Global horizons for Canadian exporters are expanding. The new trade agreement between Canada and the EU is now in force, and Canadian companies are planning to expand existing exports to Europe and take advantage of cheaper European imports due to tariff reductions, according to the semi-annual forecast from Export Development Canada (EDC). There are also future opportunities in the China market, with exploratory discussions under way between the two countries on a possible bilateral trade negotiation.

Looming over these new options, though, is the uncertainty created by the North American Free Trade Agreement (Nafta) negotiations, which are still ongoing and still have no clear path to resolution. Regardless of how the trade pact itself shakes out, this uncertainty is causing significant pain among Canadian companies, with many telling the EDC that they plan to move some of their operations to the US because of it.

Companies are not necessarily panicking, said Peter Hall, chief economist of the EDC. But “the ongoing Nafta renegotiation [is] having a negative impact on their Canadian operations and they already are or plan to implement strategies to mitigate this”.

Specifically one-quarter of Canadian companies told EDC they are contemplating moving their operations inside the US to avoid potential border disruptions; seeking to diversify their operations away from the US market; and/or taking a more conservative 'wait-and-see approach' by doing nothing, or delaying investment or hiring.

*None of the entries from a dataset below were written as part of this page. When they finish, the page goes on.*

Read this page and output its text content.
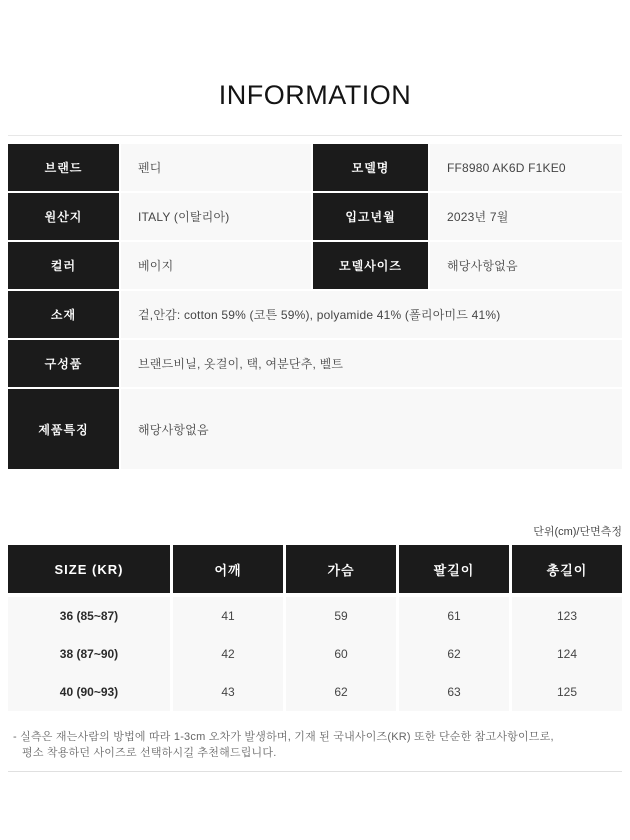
INFORMATION
브랜드	펜디	모델명	FF8980 AK6D F1KE0
원산지	ITALY (이탈리아)	입고년월	2023년 7월
컬러	베이지	모델사이즈	해당사항없음
소재	겉,안감: cotton 59% (코튼 59%), polyamide 41% (폴리아미드 41%)
구성품	브랜드비닐, 옷걸이, 택, 여분단추, 벨트
제품특징	해당사항없음
단위(cm)/단면측정
SIZE (KR)	어깨	가슴	팔길이	총길이
36 (85~87)	41	59	61	123
38 (87~90)	42	60	62	124
40 (90~93)	43	62	63	125
- 실측은 재는사람의 방법에 따라 1-3cm 오차가 발생하며, 기재 된 국내사이즈(KR) 또한 단순한 참고사항이므로,
평소 착용하던 사이즈로 선택하시길 추천해드립니다.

The deadline for Nafta talks, initially set for the end of 2017, has been extended to March 31, 2018. It is doubtful it will be extended again because of the Mexican presidential elections. These are scheduled for July 1 and Mexican law does not allow the president to strike major agreements in the run up to the poll.

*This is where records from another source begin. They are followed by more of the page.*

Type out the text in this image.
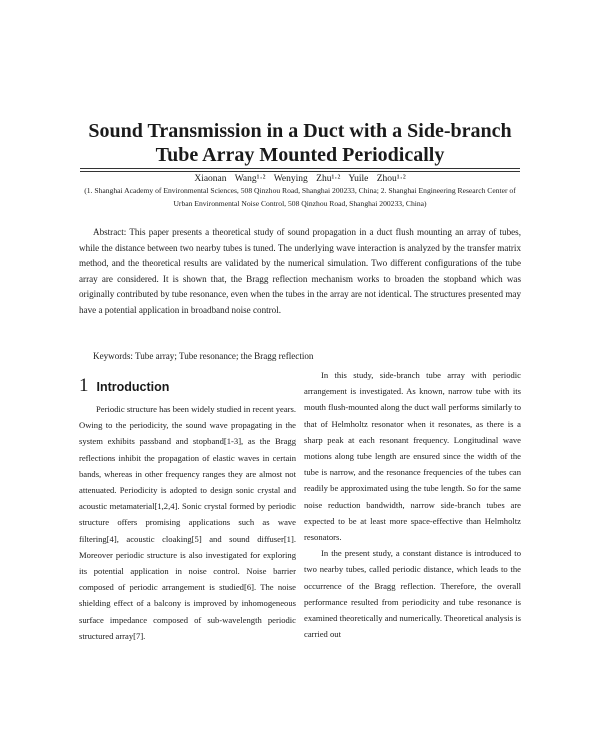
Sound Transmission in a Duct with a Side-branch
Tube Array Mounted Periodically
Xiaonan Wang¹·² Wenying Zhu¹·² Yuile Zhou¹·²
(1. Shanghai Academy of Environmental Sciences, 508 Qinzhou Road, Shanghai 200233, China; 2. Shanghai Engineering Research Center of Urban Environmental Noise Control, 508 Qinzhou Road, Shanghai 200233, China)

Abstract: This paper presents a theoretical study of sound propagation in a duct flush mounting an array of tubes, while the distance between two nearby tubes is tuned. The underlying wave interaction is analyzed by the transfer matrix method, and the theoretical results are validated by the numerical simulation. Two different configurations of the tube array are considered. It is shown that, the Bragg reflection mechanism works to broaden the stopband which was originally contributed by tube resonance, even when the tubes in the array are not identical. The structures presented may have a potential application in broadband noise control.

Keywords: Tube array; Tube resonance; the Bragg reflection

1 Introduction

Periodic structure has been widely studied in recent years. Owing to the periodicity, the sound wave propagating in the system exhibits passband and stopband[1-3], as the Bragg reflections inhibit the propagation of elastic waves in certain bands, whereas in other frequency ranges they are almost not attenuated. Periodicity is adopted to design sonic crystal and acoustic metamaterial[1,2,4]. Sonic crystal formed by periodic structure offers promising applications such as wave filtering[4], acoustic cloaking[5] and sound diffuser[1]. Moreover periodic structure is also investigated for exploring its potential application in noise control. Noise barrier composed of periodic arrangement is studied[6]. The noise shielding effect of a balcony is improved by inhomogeneous surface impedance composed of sub-wavelength periodic structured array[7].

In this study, side-branch tube array with periodic arrangement is investigated. As known, narrow tube with its mouth flush-mounted along the duct wall performs similarly to that of Helmholtz resonator when it resonates, as there is a sharp peak at each resonant frequency. Longitudinal wave motions along tube length are ensured since the width of the tube is narrow, and the resonance frequencies of the tubes can readily be approximated using the tube length. So for the same noise reduction bandwidth, narrow side-branch tubes are expected to be at least more space-effective than Helmholtz resonators.

In the present study, a constant distance is introduced to two nearby tubes, called periodic distance, which leads to the occurrence of the Bragg reflection. Therefore, the overall performance resulted from periodicity and tube resonance is examined theoretically and numerically. Theoretical analysis is carried out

Canadian prime minister Justin Trudeau has made clear the country is not going to accept “any old deal”. At a town hall event in February, Mr Trudeau said: “Canada is willing to walk away from Nafta if the US proposes a bad deal. We won’t be pushed around.”

As for US president Donald Trump, he has said (or tweeted) on numerous occasions that he is willing to terminate Nafta if he does not like the terms. Indeed, it is speculated that he might terminate the trade agreement no matter what has been negotiated, in the hopes of bringing Mexico and Canada back to the negotiating table for a better deal.

However these events unfold, clearly Canadian companies will continue to invest in the US and such flows may well become stronger if Nafta is rescinded. And even if there is not a marked increase in Canadian FDI into the US, Canada’s investment in its southern neighbour is already approaching $370bn.

This is for a variety of reasons, not just because of Nafta. For example, Ag Growth International, a Winnipeg-based company with more than $500m in annual sales, scooped up two US companies, CMC Industrial Electronics and Junge Control, in January to round out its product portfolio and expand its market reach.

Likewise, US companies continue to welcome this investment. “Over the past few years, it became apparent we needed to expand our team quickly since we are now covering the entire country and will eventually expand internationally,” said Dave Junge, co-owner of Junge Control, when the acquisition was announced.